History is consistent with common sense: it demonstrates that legislatures have the power to prohibit dangerous people from possessing guns. But that power extends only to people who are dangerous. Founding-era legislatures did not strip felons of the right to bear arms simply because of their status as felons. Nor have the parties introduced any evidence that founding-era legislatures imposed virtue-based restrictions on the right; such restrictions applied to civic rights like voting and jury service, not to individual rights like the right to possess a gun.

Abortion: 

After judges found an Indiana law requiring the fetal remains to be buried or cremated after an abortion unconstitutional, Barrett voted in 2018 to rehear the case.

She also voted to rehear a ruling on a law requiring parents to be notified when a girl under 18 was seeking an abortion.

Barrett has not ruled on an abortion case.

Immigration: 

In June 2020, she dissented in the decision of Cook County v. Wolf, defending Trump’s public charge law denying permanent residence status to immigrants receiving public welfare benefits.

The Supreme Court ruled in favor of Trump’s authority despite the circuit court ruling against the administration.

Obamacare: 

In a 2017 law review article, she reviewed a book by Randy Barnett, who criticized Chief Justice John Roberts’ ruling upholding President Barack Obama’s Affordable Care Act.

She wrote:

Barnett is surely right that deference to a democratic majority should not supersede a judge’s duty to apply clear text. That is true, incidentally, even if one subscribes to the collective view of popular sovereignty, for a judge who adopts an interpretation inconsistent with the text fails to enforce the statute that commanded majority support.

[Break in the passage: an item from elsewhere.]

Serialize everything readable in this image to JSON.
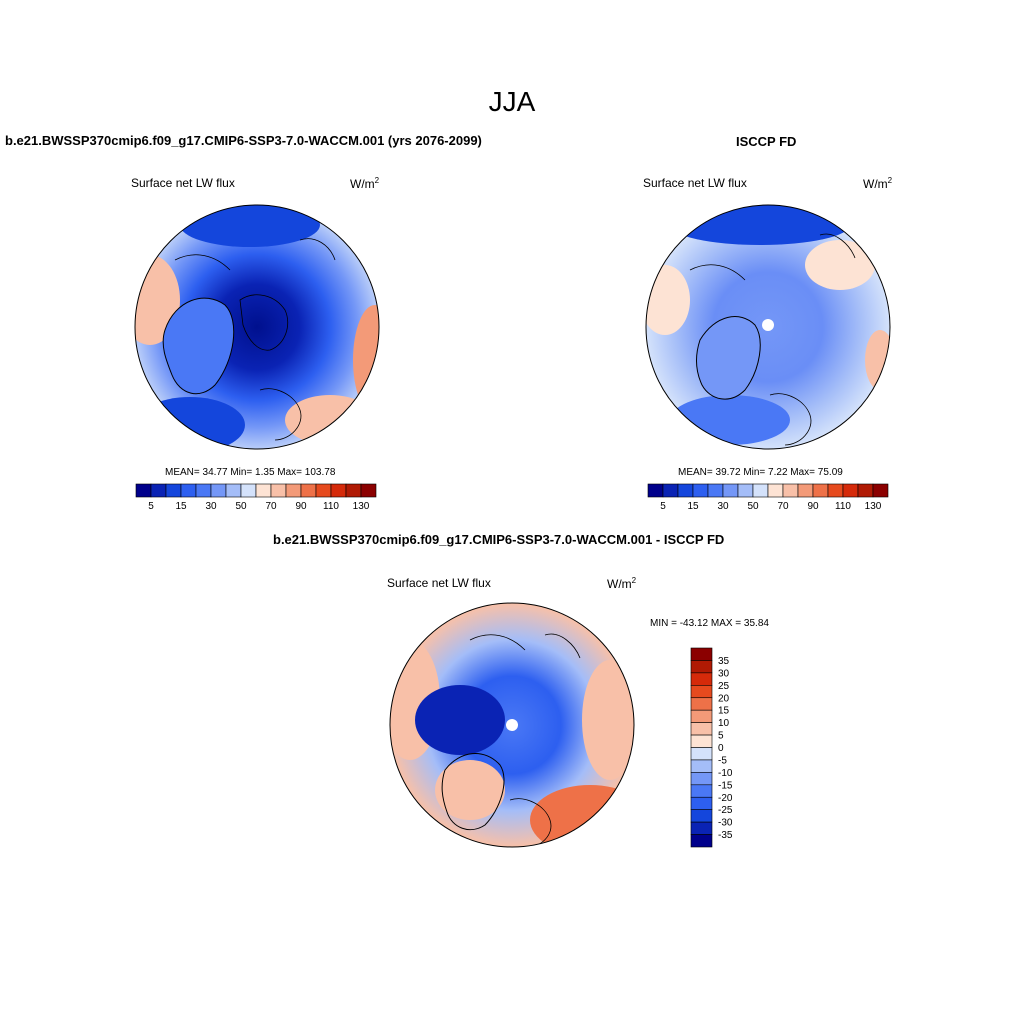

In February of 2012, Barrett joined Catholic and religious professors publicly criticizing Obama’s administration for requiring religious institutions to provide employee insurance for abortions, sterilization, and birth control.

“This is a grave violation of religious freedom and cannot stand,” the letter read.

Commitment to Due Process in Sexual Assault Cases on Campus:

In 2019, Barrett led a reversal of a lower court’s decision to dismiss a case brought against Purdue University by a male student who was suspended and lost his ROTC scholarship after he was accused of sexual assault.

The man was accused by his ex-girlfriend of groping her in her sleep and was suspended by the university without cross-examination of the allegation.

The Seventh Circuit panel voted unanimously to revisit the case.